The plans will be deferred until a financial implication report can be  produced at the  Dec. 20th board meeting.

“(A review of names) is an important action by this board to promote inclusive learning environments for all students in Thames Valley,” said Andrea Marlowe, the board’s human rights policy adviser.

The potential review “will also consider the principles of decolonization, anti-racism and anti-oppression,” she said. It is estimated to cost about $40,000 per school, plus staff time, for a name overhaul, education director Mark Fisher said.

The rationale for changing the name of John A. Macdonald school is because of “a history of racist and discriminatory exploits” of Canada’s first prime minister, Marlowe said.

For Roosevelt, an American president who guided the country through the Great Depression and Second World War, it is his “historical connection to racism and a controversial approach to Jewish refugees during the Holocaust.”

Said Marlowe: “As an American historical figure Roosevelt’s legacy has limited relevance to the Thames Valley community.”

A selection committee, after reviewing community submissions, will make recommendations by January for new names for the two schools to be in place by March. The selection process would include a poll of the school community.

Cody Groat is an assistant professor in the Indigenous studies program at Western University. He said the recommendation to rename Sir John. A. Macdonald school was expected, but other schools were “surprising.”

“It’s a very important first step, but I feel a lot more work needs to be done when it comes to community assessment of the remaining 12 schools,” he said, adding it appears little consultation was done beyond the board’s staff and students for the John A. Macdonald and F.D. Roosevelt elementary schools.

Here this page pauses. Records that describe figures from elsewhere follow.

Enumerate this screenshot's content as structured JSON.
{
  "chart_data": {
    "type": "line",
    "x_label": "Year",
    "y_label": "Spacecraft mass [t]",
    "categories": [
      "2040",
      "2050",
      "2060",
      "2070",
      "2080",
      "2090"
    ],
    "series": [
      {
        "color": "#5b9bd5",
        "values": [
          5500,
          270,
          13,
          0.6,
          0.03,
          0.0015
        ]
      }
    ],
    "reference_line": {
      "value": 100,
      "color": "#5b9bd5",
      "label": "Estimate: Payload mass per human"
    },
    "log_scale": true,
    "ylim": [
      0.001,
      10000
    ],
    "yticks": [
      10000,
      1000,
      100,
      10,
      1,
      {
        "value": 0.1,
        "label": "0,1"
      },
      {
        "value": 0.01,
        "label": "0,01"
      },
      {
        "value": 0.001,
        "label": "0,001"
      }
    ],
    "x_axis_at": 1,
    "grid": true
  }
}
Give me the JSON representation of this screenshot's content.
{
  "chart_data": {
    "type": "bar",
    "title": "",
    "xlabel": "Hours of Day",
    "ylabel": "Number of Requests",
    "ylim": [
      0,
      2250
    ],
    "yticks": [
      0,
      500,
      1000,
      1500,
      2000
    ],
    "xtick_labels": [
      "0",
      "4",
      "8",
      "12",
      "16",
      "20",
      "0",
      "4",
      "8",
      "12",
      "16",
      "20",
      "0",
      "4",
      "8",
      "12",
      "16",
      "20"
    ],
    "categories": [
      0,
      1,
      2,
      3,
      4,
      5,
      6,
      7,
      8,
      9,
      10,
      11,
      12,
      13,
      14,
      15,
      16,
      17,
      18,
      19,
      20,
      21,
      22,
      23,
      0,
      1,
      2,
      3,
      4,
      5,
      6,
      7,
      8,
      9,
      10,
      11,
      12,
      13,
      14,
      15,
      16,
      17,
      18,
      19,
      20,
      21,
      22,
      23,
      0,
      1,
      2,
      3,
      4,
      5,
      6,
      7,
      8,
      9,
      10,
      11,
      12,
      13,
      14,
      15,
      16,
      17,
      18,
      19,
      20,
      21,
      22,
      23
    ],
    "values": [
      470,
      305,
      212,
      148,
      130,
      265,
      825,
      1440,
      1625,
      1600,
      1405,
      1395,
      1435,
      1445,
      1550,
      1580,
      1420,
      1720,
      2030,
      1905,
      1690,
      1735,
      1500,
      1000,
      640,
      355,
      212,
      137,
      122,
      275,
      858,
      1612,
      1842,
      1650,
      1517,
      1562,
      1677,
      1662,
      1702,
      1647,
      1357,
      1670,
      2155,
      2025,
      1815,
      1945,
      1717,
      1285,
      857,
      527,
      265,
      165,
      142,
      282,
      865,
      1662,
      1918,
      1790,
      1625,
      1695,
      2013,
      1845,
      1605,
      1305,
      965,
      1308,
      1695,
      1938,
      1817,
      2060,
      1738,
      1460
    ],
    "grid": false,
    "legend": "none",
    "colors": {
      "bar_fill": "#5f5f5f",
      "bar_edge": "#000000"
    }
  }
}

“The justifications that were given were very surface level,” he said. “I don’t know how much historical analysis went into the process. . . . When I look at the composition of the committee, it mentions that individuals with knowledge, experience or expertise (in) history-specific knowledge of colonial military history was considered an asset.

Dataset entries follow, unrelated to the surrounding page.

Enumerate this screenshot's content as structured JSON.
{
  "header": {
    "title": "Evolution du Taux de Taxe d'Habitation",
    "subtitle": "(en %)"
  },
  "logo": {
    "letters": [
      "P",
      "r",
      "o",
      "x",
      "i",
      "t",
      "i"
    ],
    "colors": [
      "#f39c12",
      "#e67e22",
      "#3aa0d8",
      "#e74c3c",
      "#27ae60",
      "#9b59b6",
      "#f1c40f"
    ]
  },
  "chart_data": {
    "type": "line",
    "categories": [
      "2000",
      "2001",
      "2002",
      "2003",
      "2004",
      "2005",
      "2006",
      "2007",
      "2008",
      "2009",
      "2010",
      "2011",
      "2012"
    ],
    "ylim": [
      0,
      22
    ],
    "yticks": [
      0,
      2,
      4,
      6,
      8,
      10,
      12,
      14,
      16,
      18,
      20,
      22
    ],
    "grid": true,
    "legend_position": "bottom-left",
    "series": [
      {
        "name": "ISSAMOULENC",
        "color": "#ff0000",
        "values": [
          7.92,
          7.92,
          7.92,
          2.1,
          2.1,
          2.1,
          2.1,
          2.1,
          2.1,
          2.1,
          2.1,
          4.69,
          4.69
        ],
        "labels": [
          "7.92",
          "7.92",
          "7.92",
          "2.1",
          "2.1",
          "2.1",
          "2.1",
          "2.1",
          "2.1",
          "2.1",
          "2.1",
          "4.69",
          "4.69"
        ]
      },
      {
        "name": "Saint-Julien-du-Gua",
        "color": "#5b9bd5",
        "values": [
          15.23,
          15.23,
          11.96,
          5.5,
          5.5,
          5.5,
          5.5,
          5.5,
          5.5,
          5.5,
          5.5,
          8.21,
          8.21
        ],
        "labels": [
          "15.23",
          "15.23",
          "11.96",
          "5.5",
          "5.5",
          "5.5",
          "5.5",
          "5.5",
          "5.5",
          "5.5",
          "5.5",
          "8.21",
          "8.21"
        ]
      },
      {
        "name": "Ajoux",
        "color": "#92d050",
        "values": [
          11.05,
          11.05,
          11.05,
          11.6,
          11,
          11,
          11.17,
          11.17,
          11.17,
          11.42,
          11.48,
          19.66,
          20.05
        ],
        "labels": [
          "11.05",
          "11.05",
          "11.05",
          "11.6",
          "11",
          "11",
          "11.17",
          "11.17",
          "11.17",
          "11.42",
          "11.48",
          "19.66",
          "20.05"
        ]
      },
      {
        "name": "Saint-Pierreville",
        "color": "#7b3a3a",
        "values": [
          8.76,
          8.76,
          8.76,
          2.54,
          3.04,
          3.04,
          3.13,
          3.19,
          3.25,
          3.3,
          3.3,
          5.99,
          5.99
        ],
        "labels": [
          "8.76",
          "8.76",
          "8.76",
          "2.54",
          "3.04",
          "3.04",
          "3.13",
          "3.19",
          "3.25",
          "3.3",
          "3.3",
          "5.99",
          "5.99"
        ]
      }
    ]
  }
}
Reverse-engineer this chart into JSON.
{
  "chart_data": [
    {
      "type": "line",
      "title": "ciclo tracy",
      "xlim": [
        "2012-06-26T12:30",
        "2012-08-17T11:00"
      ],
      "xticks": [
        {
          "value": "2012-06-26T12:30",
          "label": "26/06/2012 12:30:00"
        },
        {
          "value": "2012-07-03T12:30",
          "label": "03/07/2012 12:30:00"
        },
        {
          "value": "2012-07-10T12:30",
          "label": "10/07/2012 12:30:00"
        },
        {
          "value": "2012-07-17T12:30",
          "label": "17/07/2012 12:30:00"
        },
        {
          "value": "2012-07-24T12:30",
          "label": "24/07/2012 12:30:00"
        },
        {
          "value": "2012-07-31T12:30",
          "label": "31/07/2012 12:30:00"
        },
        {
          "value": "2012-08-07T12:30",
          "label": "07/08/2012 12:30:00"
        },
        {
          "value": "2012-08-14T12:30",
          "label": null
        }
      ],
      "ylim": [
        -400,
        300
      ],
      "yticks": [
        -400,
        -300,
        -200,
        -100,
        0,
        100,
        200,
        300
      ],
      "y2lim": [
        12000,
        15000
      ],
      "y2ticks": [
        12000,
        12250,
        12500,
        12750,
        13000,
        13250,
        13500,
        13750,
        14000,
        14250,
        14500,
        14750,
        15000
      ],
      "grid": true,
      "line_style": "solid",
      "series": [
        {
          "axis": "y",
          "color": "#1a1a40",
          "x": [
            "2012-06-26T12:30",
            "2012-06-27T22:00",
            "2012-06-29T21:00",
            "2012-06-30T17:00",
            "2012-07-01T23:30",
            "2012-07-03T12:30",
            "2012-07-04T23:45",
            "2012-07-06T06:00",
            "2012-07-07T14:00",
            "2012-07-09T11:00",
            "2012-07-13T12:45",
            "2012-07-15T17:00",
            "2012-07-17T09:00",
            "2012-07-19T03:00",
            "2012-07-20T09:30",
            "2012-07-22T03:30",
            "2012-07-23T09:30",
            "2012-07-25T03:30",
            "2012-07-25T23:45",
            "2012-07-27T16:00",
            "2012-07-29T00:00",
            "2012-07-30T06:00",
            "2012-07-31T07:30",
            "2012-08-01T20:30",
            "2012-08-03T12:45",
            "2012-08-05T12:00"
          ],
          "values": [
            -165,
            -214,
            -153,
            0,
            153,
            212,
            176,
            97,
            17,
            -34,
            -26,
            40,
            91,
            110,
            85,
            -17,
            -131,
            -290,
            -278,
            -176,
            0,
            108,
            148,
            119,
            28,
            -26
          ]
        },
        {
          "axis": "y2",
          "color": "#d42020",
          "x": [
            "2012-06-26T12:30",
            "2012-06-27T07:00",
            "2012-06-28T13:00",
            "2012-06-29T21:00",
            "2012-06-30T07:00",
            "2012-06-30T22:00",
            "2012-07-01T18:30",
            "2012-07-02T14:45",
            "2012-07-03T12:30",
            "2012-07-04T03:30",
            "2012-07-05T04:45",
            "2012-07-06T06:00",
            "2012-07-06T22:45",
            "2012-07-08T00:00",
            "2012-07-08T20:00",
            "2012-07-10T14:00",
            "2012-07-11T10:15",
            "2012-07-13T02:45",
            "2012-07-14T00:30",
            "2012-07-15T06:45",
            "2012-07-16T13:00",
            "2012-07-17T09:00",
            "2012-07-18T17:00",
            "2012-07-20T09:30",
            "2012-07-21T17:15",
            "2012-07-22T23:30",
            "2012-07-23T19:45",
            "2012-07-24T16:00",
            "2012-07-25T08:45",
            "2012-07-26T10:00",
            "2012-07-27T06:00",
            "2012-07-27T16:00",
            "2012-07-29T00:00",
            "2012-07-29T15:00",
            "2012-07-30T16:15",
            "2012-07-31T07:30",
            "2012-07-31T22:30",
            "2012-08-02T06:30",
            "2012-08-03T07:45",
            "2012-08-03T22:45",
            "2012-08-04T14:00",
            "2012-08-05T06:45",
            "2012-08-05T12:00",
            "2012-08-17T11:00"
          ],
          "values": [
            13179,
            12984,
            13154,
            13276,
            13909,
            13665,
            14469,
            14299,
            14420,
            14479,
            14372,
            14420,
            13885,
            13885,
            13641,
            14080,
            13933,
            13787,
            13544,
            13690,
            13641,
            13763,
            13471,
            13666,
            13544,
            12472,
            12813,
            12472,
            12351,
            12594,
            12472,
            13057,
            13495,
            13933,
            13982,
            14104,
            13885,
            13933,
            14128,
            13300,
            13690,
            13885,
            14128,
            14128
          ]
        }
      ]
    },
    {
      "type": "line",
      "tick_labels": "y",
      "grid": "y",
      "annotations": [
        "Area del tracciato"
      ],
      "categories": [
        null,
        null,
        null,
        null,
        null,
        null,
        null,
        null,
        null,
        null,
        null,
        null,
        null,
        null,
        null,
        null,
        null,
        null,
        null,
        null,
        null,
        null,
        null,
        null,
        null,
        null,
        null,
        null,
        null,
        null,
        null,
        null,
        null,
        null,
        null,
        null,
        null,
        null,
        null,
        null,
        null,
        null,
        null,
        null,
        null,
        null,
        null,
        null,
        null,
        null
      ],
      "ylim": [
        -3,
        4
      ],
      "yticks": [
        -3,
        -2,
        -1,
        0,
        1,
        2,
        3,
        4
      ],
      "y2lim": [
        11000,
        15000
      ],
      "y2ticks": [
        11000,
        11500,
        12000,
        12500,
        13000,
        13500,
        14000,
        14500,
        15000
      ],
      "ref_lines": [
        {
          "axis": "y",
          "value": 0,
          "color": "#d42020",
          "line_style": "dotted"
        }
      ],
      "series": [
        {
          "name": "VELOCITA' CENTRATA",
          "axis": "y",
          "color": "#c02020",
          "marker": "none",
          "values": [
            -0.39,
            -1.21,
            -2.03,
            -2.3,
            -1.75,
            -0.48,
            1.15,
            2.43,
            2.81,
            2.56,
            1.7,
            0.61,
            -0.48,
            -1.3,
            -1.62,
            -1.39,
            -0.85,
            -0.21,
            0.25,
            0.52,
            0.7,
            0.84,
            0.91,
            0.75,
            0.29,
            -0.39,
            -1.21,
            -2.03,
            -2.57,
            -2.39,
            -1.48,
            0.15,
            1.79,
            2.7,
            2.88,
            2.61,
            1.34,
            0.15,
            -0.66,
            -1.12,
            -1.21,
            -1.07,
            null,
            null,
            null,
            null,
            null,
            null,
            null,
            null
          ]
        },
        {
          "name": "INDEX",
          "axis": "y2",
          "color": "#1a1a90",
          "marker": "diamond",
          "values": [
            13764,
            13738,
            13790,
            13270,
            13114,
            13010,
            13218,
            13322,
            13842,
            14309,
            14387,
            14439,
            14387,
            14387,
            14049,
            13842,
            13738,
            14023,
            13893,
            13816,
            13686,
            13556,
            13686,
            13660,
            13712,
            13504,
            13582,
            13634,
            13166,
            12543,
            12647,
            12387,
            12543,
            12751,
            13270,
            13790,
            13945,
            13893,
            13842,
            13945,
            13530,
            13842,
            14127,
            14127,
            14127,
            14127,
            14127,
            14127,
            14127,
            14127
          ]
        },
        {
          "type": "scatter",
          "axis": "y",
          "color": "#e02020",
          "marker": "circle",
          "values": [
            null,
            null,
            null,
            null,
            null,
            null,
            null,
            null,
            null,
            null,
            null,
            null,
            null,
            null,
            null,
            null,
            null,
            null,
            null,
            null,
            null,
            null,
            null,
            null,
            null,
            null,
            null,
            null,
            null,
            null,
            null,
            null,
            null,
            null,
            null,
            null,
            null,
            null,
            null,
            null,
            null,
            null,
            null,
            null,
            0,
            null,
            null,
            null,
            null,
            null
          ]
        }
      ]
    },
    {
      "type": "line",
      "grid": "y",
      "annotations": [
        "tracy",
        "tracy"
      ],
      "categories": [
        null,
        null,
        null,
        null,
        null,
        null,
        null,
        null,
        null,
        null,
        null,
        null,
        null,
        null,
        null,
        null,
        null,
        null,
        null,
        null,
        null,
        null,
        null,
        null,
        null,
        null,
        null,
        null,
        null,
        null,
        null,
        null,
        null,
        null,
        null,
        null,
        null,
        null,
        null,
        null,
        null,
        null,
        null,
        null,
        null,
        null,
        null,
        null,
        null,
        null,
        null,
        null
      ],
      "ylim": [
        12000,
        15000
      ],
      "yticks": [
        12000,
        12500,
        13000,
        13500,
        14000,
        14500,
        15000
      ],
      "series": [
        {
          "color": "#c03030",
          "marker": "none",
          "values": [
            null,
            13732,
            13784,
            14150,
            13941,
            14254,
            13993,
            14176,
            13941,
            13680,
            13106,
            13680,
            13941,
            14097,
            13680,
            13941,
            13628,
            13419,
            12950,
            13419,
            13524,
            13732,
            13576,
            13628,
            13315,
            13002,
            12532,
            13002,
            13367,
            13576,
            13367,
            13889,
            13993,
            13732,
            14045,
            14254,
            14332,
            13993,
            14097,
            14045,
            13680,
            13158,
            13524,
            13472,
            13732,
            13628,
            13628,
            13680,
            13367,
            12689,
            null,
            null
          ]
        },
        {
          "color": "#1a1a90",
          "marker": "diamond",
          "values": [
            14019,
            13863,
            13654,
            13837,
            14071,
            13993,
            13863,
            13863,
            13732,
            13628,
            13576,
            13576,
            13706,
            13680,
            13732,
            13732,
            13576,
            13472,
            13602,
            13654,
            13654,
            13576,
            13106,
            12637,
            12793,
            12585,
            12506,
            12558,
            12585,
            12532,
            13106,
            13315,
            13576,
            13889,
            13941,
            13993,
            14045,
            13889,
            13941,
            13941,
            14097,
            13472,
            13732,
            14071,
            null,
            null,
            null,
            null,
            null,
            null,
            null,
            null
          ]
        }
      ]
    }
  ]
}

“There was not that external consultation with Indigenous community members.”

Earlier this year London’s former Ryerson elementary school was renamed Old North as part of a process that began in 2021. The school’s former namesake, Egerton Ryerson, is widely considered the father of public education in Ontario but also “a significant contributor” to Canada’s Indigenous residential school system, Marlowe said.

The history of residential schools came under scrutiny in May 2021, when what are believed to be 215 unmarked graves were located on the grounds of the former Kamloops Indian residential school in British Columbia.

Residential schools were launched in the 1880s by churches and the federal government and operated for more than a century, seeking to convert and assimilate Indigenous children, who suffered widespread physical and sexual abuse at the institutions. The last one closed in 1996.